The interesting thing about this 1/f effect is that, if it's strong enough, it should even be visible at the level of scalp EEG. So we checked using a cohort of younger (20-30 years) and older (60-70 years) adults performing a visual working memory task. (Apparently this is a "real" aging sample, by the way.) As has been repeatedly show, the older adults showed lower working memory performance, with slower and more variable response times:

voytek_jneurosci2015_fig3_top

Now, the first time I plotted the power spectra and saw the outcomes below, I about lost it. These are the rare moments in science where you feel like, holy shit, maybe we're actually onto something here!

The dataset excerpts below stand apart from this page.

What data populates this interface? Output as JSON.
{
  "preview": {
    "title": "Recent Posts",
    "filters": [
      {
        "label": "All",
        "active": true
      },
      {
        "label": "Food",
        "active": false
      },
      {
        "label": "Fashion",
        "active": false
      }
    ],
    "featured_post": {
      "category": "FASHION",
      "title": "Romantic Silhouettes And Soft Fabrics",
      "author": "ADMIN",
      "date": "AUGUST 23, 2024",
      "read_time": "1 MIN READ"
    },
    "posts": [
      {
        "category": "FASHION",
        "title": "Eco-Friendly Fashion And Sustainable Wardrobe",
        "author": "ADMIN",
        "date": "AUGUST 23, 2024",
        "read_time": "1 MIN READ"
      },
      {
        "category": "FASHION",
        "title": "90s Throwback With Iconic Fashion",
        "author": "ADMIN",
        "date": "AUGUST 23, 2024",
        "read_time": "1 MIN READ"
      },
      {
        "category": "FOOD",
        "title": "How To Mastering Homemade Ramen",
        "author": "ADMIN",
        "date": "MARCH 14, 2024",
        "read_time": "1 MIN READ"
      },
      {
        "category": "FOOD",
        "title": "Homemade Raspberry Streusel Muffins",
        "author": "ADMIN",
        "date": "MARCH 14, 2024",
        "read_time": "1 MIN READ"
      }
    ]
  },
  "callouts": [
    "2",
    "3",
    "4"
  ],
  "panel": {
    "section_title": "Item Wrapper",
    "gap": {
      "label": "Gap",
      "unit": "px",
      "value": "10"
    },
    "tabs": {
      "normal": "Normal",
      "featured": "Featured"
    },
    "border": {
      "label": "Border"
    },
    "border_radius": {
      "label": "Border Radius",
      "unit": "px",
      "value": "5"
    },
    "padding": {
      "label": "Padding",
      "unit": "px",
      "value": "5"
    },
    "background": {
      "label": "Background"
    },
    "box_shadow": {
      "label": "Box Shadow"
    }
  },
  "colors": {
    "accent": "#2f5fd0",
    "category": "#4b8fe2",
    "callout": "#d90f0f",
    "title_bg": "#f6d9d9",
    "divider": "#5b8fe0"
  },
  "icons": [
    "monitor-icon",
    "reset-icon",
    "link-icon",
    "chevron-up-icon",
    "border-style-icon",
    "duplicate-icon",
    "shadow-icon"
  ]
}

voytek_jneurosci2015_fig3_bot

Amazingly, these 1/f slope differences were striking, and clearly discernible in our data, with older adults showing flatter (noisier) spectral slopes. These age-related slope differences had a spatial topography in non-invasive EEG, showing the strongest effects in visual and frontal regions during this visual working memory task.

I was so struck by this finding (and skeptical!), that I actually emailed a friend in the EU who I knew had an EEG aging dataset and asked them to just send me the average power spectra for the younger and older adults. And they showed the same pattern.

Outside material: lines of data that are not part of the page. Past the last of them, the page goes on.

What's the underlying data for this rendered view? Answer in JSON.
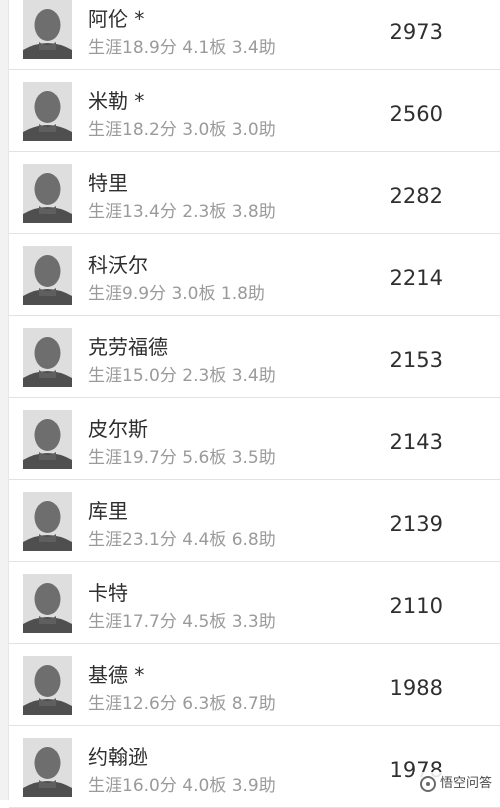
{
  "players": [
    {
      "name": "阿伦 *",
      "stats": "生涯18.9分 4.1板 3.4助",
      "score": "2973",
      "avatar_icon": "player-headshot"
    },
    {
      "name": "米勒 *",
      "stats": "生涯18.2分 3.0板 3.0助",
      "score": "2560",
      "avatar_icon": "player-headshot"
    },
    {
      "name": "特里",
      "stats": "生涯13.4分 2.3板 3.8助",
      "score": "2282",
      "avatar_icon": "player-headshot"
    },
    {
      "name": "科沃尔",
      "stats": "生涯9.9分 3.0板 1.8助",
      "score": "2214",
      "avatar_icon": "player-headshot"
    },
    {
      "name": "克劳福德",
      "stats": "生涯15.0分 2.3板 3.4助",
      "score": "2153",
      "avatar_icon": "player-headshot"
    },
    {
      "name": "皮尔斯",
      "stats": "生涯19.7分 5.6板 3.5助",
      "score": "2143",
      "avatar_icon": "player-headshot"
    },
    {
      "name": "库里",
      "stats": "生涯23.1分 4.4板 6.8助",
      "score": "2139",
      "avatar_icon": "player-headshot"
    },
    {
      "name": "卡特",
      "stats": "生涯17.7分 4.5板 3.3助",
      "score": "2110",
      "avatar_icon": "player-headshot"
    },
    {
      "name": "基德 *",
      "stats": "生涯12.6分 6.3板 8.7助",
      "score": "1988",
      "avatar_icon": "player-headshot"
    },
    {
      "name": "约翰逊",
      "stats": "生涯16.0分 4.0板 3.9助",
      "score": "1978",
      "avatar_icon": "player-headshot"
    }
  ],
  "watermark": {
    "text": "悟空问答",
    "icon": "wukong-logo-icon"
  }
}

Within our data, these slope differences between younger and older adults also seem to mediate the age-related working memory deficits.

Internally in my lab, we've since replicated the age/slope finding. In fact, if you've got some EEG data laying around with younger and older adults, I'd be happy to show you how to do these analyses! You may get a neat aging/noise/cognitive paper out of it!

The ideas that formed this paper really changed the course of my research and my lab. We've gotten much more into computational modeling of oscillations as a communication system, neural noise, and so on. We've also gone deep into what the 1/f signal means, where it comes from, and how it relates to oscillations and spiking. This can be summarized from a section of the Discussion, with which I'll close this post:
We argue that, by considering the entire power spectrum as a unified statistical representation of the signal rather than examining semiarbitrary frequency sub-bands, age-related low-frequency power decreases and high-frequency power increases underlie the same phenomenon: increased 1/f noise causing a flattening of the power spectrum.